The Minnesota Legislature acted appropriately when it denied ethanol subsidies to the succeeding owners of the controversial Gopher State Ethanol Plant in St. Paul after it went out of business, a federal judge ruled Wednesday.

U.S. District Judge David Doty said the state was within its rights to suspend an estimated $2.1 million in payments when the plant stopped producing ethanol after it closed in 2004 in bankruptcy.

BHGDN, a firm tied to Bruce Hendry and family members of legendary Minnesota businessman Curt Carlson, sought the so-called "deficiency payments" after buying the plant and, they believed, its rights to the payments in 2005.

BHGDN got some payments until the Legislature changed the law last year.
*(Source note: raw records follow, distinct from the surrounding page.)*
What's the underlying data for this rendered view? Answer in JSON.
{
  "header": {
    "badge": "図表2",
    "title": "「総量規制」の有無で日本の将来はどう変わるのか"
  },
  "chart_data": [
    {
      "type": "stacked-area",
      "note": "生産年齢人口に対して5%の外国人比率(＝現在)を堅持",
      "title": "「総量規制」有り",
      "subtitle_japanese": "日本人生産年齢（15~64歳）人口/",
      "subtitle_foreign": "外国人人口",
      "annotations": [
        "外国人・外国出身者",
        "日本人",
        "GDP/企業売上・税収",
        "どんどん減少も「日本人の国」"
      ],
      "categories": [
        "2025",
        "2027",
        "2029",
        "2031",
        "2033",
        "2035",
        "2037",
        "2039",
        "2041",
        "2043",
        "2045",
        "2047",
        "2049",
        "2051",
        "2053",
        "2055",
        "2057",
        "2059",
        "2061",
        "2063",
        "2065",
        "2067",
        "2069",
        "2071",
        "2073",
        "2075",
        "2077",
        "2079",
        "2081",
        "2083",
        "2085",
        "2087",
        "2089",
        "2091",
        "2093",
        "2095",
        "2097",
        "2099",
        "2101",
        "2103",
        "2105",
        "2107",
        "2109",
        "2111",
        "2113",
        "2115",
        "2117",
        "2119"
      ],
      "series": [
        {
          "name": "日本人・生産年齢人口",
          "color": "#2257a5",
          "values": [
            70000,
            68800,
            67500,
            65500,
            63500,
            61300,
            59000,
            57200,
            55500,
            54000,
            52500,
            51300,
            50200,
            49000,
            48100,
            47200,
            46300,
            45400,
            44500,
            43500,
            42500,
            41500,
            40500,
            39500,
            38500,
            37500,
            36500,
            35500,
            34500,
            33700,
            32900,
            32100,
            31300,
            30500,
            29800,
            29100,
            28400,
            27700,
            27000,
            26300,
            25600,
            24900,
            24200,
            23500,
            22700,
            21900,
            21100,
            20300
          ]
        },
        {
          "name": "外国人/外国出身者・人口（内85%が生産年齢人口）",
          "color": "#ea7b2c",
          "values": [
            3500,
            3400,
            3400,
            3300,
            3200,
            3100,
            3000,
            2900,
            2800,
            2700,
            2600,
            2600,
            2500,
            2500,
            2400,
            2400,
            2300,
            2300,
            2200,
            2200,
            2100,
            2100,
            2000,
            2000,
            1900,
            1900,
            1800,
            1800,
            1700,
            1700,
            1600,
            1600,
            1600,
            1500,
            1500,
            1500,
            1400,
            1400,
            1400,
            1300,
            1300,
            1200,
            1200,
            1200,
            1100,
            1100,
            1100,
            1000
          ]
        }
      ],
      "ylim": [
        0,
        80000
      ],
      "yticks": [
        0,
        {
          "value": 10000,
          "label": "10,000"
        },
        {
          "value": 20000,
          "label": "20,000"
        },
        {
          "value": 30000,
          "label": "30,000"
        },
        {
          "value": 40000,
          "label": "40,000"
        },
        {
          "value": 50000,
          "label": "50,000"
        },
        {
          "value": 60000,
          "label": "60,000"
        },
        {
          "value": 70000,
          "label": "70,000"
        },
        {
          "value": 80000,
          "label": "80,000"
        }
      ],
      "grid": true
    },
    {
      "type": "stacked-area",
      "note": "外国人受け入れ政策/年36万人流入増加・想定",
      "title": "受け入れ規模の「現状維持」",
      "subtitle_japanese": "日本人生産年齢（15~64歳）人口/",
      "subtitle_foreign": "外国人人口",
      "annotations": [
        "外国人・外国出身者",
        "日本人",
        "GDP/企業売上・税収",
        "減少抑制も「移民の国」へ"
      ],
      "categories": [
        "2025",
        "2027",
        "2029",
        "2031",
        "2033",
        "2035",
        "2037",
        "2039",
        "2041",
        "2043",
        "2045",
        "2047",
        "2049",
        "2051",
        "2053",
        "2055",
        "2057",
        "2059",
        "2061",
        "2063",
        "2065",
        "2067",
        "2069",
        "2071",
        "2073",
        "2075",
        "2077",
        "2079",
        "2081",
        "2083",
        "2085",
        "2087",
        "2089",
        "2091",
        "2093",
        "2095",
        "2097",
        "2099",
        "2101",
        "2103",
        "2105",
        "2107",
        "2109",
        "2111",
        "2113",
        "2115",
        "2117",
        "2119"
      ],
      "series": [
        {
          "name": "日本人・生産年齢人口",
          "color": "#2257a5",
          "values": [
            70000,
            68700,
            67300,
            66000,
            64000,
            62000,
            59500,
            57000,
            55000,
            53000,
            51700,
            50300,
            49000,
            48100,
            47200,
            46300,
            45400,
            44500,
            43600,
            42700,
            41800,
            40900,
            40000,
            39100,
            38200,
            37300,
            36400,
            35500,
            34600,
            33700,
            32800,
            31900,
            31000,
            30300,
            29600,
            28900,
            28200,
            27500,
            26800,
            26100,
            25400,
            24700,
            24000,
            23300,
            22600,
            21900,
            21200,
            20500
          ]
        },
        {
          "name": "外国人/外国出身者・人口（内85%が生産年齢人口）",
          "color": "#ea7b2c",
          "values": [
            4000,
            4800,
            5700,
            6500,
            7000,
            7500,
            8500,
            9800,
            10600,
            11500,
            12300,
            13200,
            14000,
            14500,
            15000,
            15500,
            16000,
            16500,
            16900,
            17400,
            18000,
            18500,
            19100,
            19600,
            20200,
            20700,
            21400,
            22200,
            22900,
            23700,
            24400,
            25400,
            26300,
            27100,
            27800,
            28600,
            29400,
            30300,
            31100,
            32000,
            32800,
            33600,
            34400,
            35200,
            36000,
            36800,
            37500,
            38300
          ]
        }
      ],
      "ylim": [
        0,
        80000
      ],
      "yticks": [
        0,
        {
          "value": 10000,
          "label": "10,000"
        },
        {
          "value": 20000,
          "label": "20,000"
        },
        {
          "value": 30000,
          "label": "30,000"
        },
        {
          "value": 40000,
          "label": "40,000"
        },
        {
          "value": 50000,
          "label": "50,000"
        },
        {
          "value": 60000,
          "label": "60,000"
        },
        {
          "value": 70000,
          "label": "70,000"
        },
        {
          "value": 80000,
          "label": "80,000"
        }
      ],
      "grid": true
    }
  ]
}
BHGDN then sued the state and the state Department of Agriculture, which administered the payment program, in July 2008. It argued that a legislative amendment restricting payments only to plants actually producing ethanol was unconstitutional and unfairly singled out the former Gopher State plant.

Doty disagreed.

"The stated goal of the [ethanol] fund was to increase the production of ethanol in Minnesota," Doty wrote in his 15-page order. "Thus, the state had a legitimate interest in ensuring that the deficiency payments supported ethanol production, and the state's decision not to make deficiency payments to businesses that no longer produced ethanol was rationally related to that interest."

Doty's ruling also cleared Minnesota Agriculture Commissioner Gene Hugoson and Finance Commissioner Steve Ernest from the lawsuit.